Bojonegoro – Radarfakta.com // Kasus dugaan pengerusakan rumah milik Sri Patemah, warga Dusun Tawongan, Desa Kasiman, Kecamatan Kasiman, Kabupaten Bojonegoro, menjadi sorotan tajam publik. Perkara yang telah dilaporkan hampir satu tahun lalu itu hingga kini disebut belum menunjukkan perkembangan signifikan, memicu tanda tanya besar terkait penanganan hukumnya.
Informasi yang dihimpun menyebutkan, rumah yang menjadi satu-satunya tempat tinggal Sri Patemah diduga dibongkar tanpa dasar aturan dan landasan hukum yang jelas oleh oknum berinisial IRW beberapa bulan lalu.
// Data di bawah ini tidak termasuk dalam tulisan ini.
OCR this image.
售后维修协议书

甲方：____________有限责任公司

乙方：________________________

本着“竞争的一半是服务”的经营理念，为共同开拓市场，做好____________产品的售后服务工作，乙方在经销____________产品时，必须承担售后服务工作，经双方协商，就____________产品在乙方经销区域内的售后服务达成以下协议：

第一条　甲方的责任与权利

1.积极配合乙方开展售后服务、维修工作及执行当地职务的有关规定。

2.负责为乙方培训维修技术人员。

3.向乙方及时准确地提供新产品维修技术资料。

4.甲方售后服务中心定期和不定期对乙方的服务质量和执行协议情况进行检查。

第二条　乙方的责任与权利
Peristiwa tersebut kemudian dilaporkan ke Polres Bojonegoro oleh korban bersama tiga kuasa hukumnya.
Namun, sampai saat ini, pihak pelapor mengaku belum menerima kepastian hukum yang diharapkan.Tiga kuasa hukum Sri Patemah menyampaikan kekecewaan mereka terhadap proses penanganan perkara yang dinilai berjalan lamban.
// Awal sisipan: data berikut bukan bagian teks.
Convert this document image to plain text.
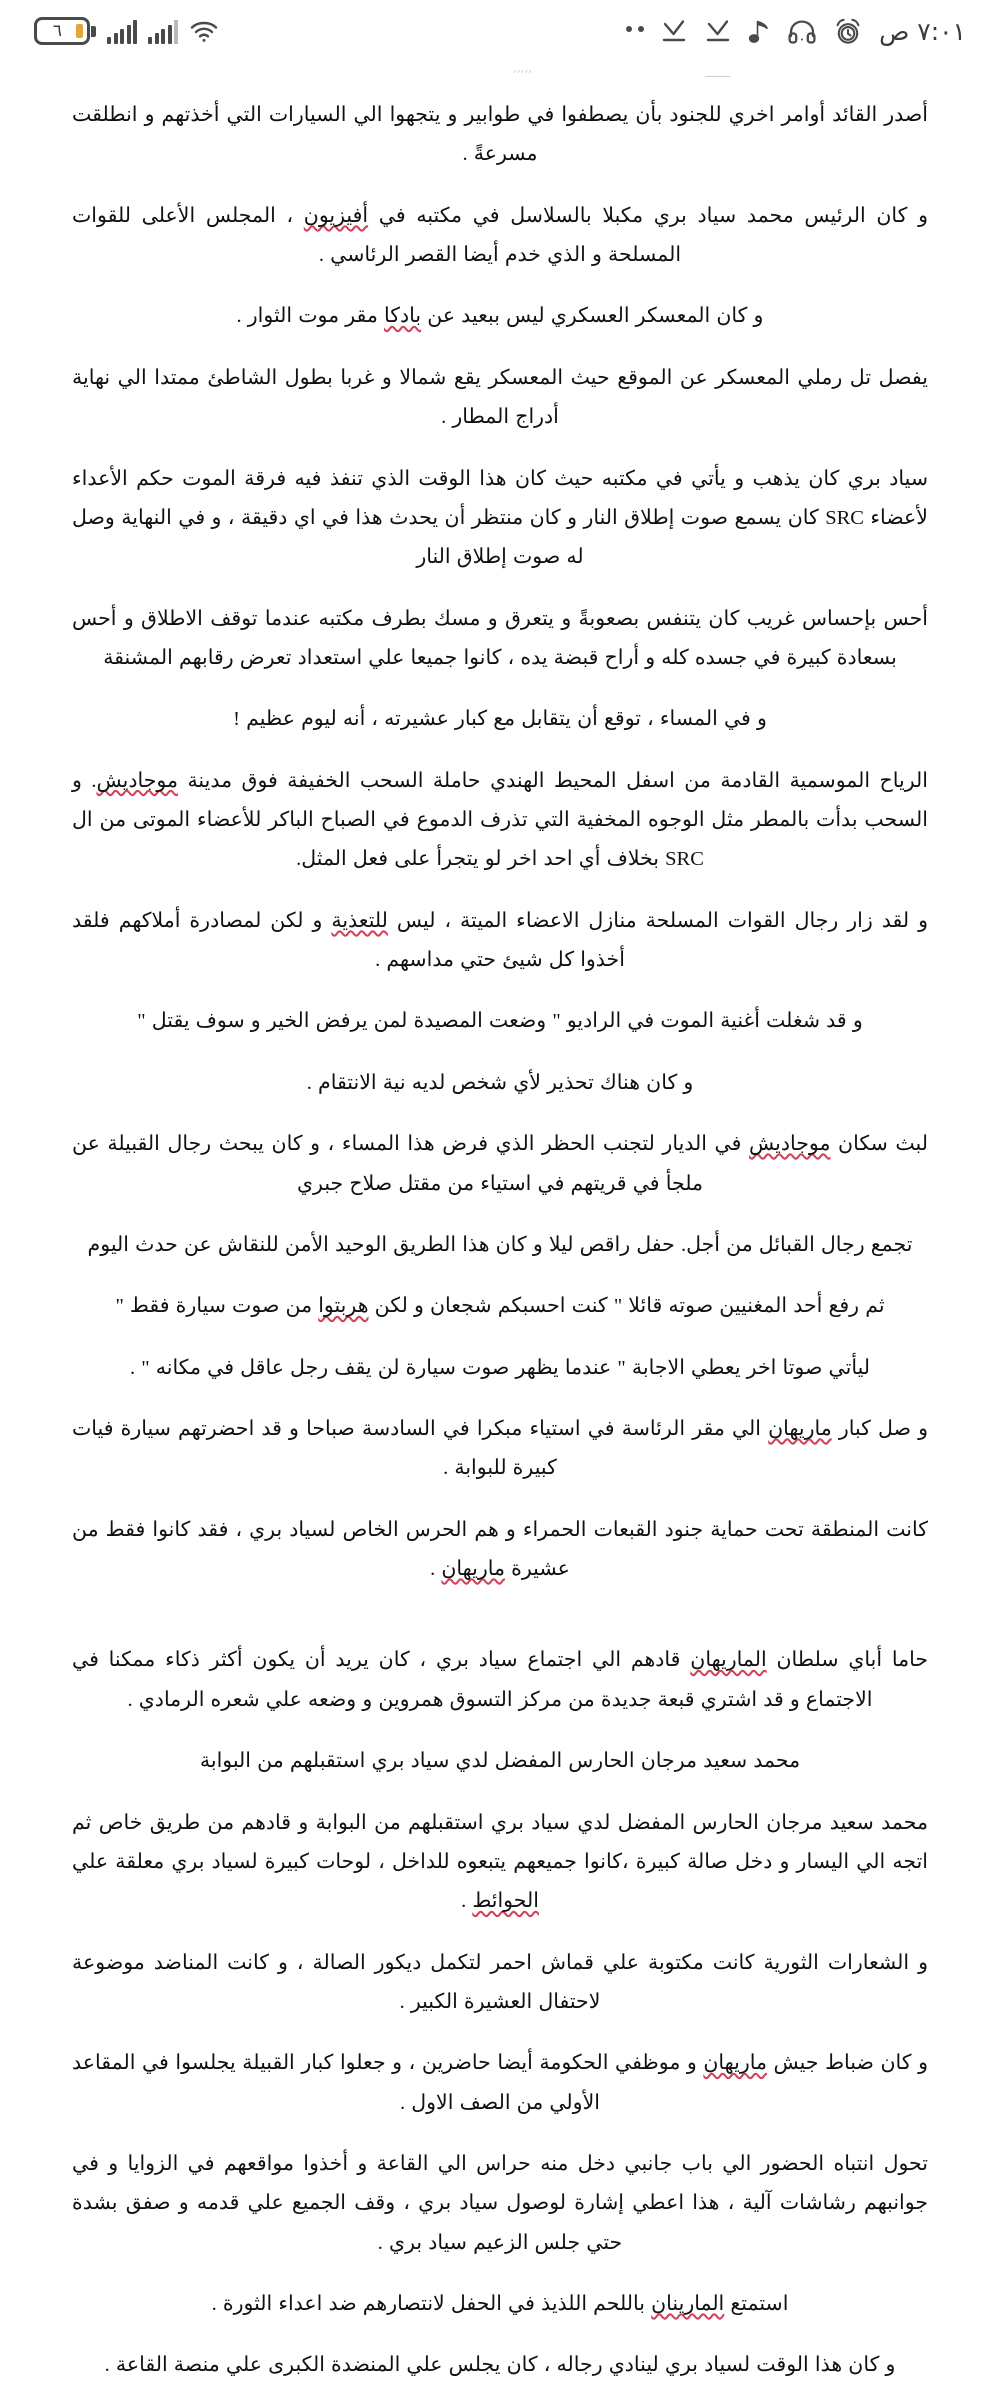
٦	٧:٠١ ص
ـــــــ
٬٬٬٬٬

أصدر القائد أوامر اخري للجنود بأن يصطفوا في طوابير و يتجهوا الي السيارات التي أخذتهم و انطلقت مسرعةً .

و كان الرئيس محمد سياد بري مكبلا بالسلاسل في مكتبه في أفيزيون ، المجلس الأعلى للقوات المسلحة و الذي خدم أيضا القصر الرئاسي .

و كان المعسكر العسكري ليس ببعيد عن بادكا مقر موت الثوار .

يفصل تل رملي المعسكر عن الموقع حيث المعسكر يقع شمالا و غربا بطول الشاطئ ممتدا الي نهاية أدراج المطار .

سياد بري كان يذهب و يأتي في مكتبه حيث كان هذا الوقت الذي تنفذ فيه فرقة الموت حكم الأعداء لأعضاء SRC كان يسمع صوت إطلاق النار و كان منتظر أن يحدث هذا في اي دقيقة ، و في النهاية وصل له صوت إطلاق النار

أحس بإحساس غريب كان يتنفس بصعوبةً و يتعرق و مسك بطرف مكتبه عندما توقف الاطلاق و أحس بسعادة كبيرة في جسده كله و أراح قبضة يده ، كانوا جميعا علي استعداد تعرض رقابهم المشنقة

و في المساء ، توقع أن يتقابل مع كبار عشيرته ، أنه ليوم عظيم !

الرياح الموسمية القادمة من اسفل المحيط الهندي حاملة السحب الخفيفة فوق مدينة موجاديش. و السحب بدأت بالمطر مثل الوجوه المخفية التي تذرف الدموع في الصباح الباكر للأعضاء الموتى من ال SRC بخلاف أي احد اخر لو يتجرأ على فعل المثل.

و لقد زار رجال القوات المسلحة منازل الاعضاء الميتة ، ليس للتعذية و لكن لمصادرة أملاكهم فلقد أخذوا كل شيئ حتي مداسهم .

و قد شغلت أغنية الموت في الراديو " وضعت المصيدة لمن يرفض الخير و سوف يقتل "

و كان هناك تحذير لأي شخص لديه نية الانتقام .

لبث سكان موجاديش في الديار لتجنب الحظر الذي فرض هذا المساء ، و كان يبحث رجال القبيلة عن ملجأ في قريتهم في استياء من مقتل صلاح جبري

تجمع رجال القبائل من أجل. حفل راقص ليلا و كان هذا الطريق الوحيد الأمن للنقاش عن حدث اليوم

ثم رفع أحد المغنيين صوته قائلا " كنت احسبكم شجعان و لكن هربتوا من صوت سيارة فقط "

ليأتي صوتا اخر يعطي الاجابة " عندما يظهر صوت سيارة لن يقف رجل عاقل في مكانه " .

و صل كبار ماريهان الي مقر الرئاسة في استياء مبكرا في السادسة صباحا و قد احضرتهم سيارة فيات كبيرة للبوابة .

كانت المنطقة تحت حماية جنود القبعات الحمراء و هم الحرس الخاص لسياد بري ، فقد كانوا فقط من عشيرة ماريهان .

حاما أباي سلطان الماريهان قادهم الي اجتماع سياد بري ، كان يريد أن يكون أكثر ذكاء ممكنا في الاجتماع و قد اشتري قبعة جديدة من مركز التسوق همروين و وضعه علي شعره الرمادي .

محمد سعيد مرجان الحارس المفضل لدي سياد بري استقبلهم من البوابة

محمد سعيد مرجان الحارس المفضل لدي سياد بري استقبلهم من البوابة و قادهم من طريق خاص ثم اتجه الي اليسار و دخل صالة كبيرة ،كانوا جميعهم يتبعوه للداخل ، لوحات كبيرة لسياد بري معلقة علي الحوائط .

و الشعارات الثورية كانت مكتوبة علي قماش احمر لتكمل ديكور الصالة ، و كانت المناضد موضوعة لاحتفال العشيرة الكبير .

و كان ضباط جيش ماريهان و موظفي الحكومة أيضا حاضرين ، و جعلوا كبار القبيلة يجلسوا في المقاعد الأولي من الصف الاول .

تحول انتباه الحضور الي باب جانبي دخل منه حراس الي القاعة و أخذوا مواقعهم في الزوايا و في جوانبهم رشاشات آلية ، هذا اعطي إشارة لوصول سياد بري ، وقف الجميع علي قدمه و صفق بشدة حتي جلس الزعيم سياد بري .

استمتع المارينان باللحم اللذيذ في الحفل لانتصارهم ضد اعداء الثورة .

و كان هذا الوقت لسياد بري لينادي رجاله ، كان يجلس علي المنضدة الكبرى علي منصة القاعة .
Salah satu kuasa hukum, Henry, saat dihubungi melalui sambungan WhatsApp, mempertanyakan komitmen penegakan hukum dalam kasus tersebut.
“Apakah hukum memang harus tajam ke bawah dan tumpul ke atas?” ujarnya,
menyuarakan kegelisahan atas situasi yang dinilai tidak memberikan kepastian bagi kliennya.Menurut pihak kuasa hukum, kondisi ini membuat kasus dugaan pengerusakan rumah tersebut terkesan mandek.
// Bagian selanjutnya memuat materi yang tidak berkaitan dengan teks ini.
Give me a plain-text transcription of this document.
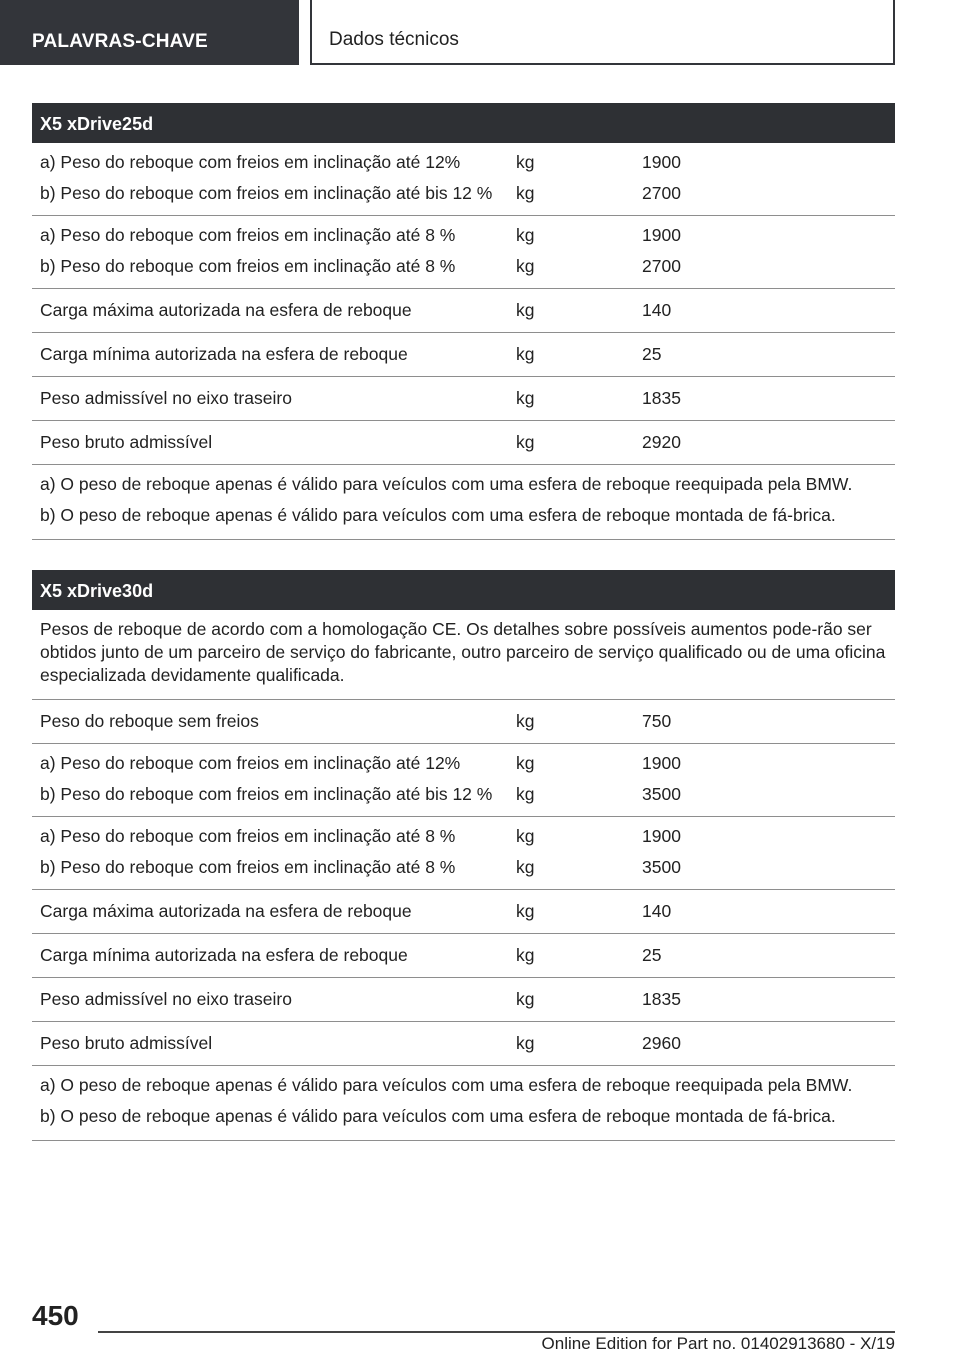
PALAVRAS-CHAVE	Dados técnicos
X5 xDrive25d
a) Peso do reboque com freios em inclinação até 12%	kg	1900
b) Peso do reboque com freios em inclinação até bis 12 %	kg	2700
a) Peso do reboque com freios em inclinação até 8 %	kg	1900
b) Peso do reboque com freios em inclinação até 8 %	kg	2700
Carga máxima autorizada na esfera de reboque	kg	140
Carga mínima autorizada na esfera de reboque	kg	25
Peso admissível no eixo traseiro	kg	1835
Peso bruto admissível	kg	2920

a) O peso de reboque apenas é válido para veículos com uma esfera de reboque reequipada pela BMW.

b) O peso de reboque apenas é válido para veículos com uma esfera de reboque montada de fá-brica.

X5 xDrive30d

Pesos de reboque de acordo com a homologação CE. Os detalhes sobre possíveis aumentos pode-rão ser obtidos junto de um parceiro de serviço do fabricante, outro parceiro de serviço qualificado ou de uma oficina especializada devidamente qualificada.

Peso do reboque sem freios	kg	750
a) Peso do reboque com freios em inclinação até 12%	kg	1900
b) Peso do reboque com freios em inclinação até bis 12 %	kg	3500
a) Peso do reboque com freios em inclinação até 8 %	kg	1900
b) Peso do reboque com freios em inclinação até 8 %	kg	3500
Carga máxima autorizada na esfera de reboque	kg	140
Carga mínima autorizada na esfera de reboque	kg	25
Peso admissível no eixo traseiro	kg	1835
Peso bruto admissível	kg	2960

a) O peso de reboque apenas é válido para veículos com uma esfera de reboque reequipada pela BMW.

b) O peso de reboque apenas é válido para veículos com uma esfera de reboque montada de fá-brica.

450
Online Edition for Part no. 01402913680 - X/19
Sementara itu, waktu terus berjalan dan kondisi klien mereka disebut semakin memprihatinkan, mengingat rumah yang dibongkar merupakan satu-satunya tempat tinggal yang dimiliki Sri Patemah.
Selain menjadi perhatian masyarakat setempat, kasus ini juga dikabarkan mendapat atensi dari Dinas Perlindungan Perempuan dan Anak di Jakarta. Perhatian tersebut muncul karena menyangkut hak dasar warga atas tempat tinggal serta perlindungan hukum bagi perempuan.
Henry menegaskan, pihaknya akan menempuh langkah lanjutan apabila dalam waktu dekat tidak ada kejelasan dari aparat penegak hukum.
“Kami akan berupaya melaporkan kasus ini ke Propam,” tegasnya, merujuk pada mekanisme pengawasan internal kepolisian apabila ditemukan dugaan ketidakprofesionalan dalam penanganan perkara.
Kuasa hukum juga berharap agar pihak kepolisian segera memberikan Surat Pemberitahuan Perkembangan Hasil Penyidikan (SP2HP) sebagai bentuk transparansi dan akuntabilitas kepada pelapor terkait perkembangan kasus yang telah berjalan hampir satu tahun tersebut.
Hingga berita ini diturunkan, belum ada keterangan resmi dari pihak Polres Bojonegoro terkait perkembangan penanganan laporan tersebut maupun klarifikasi atas tudingan lambannya proses hukum.
Kasus ini menambah daftar persoalan hukum yang menjadi perhatian publik di Bojonegoro, sekaligus menguji komitmen aparat dalam menegakkan hukum secara adil dan transparan bagi seluruh lapisan masyarakat.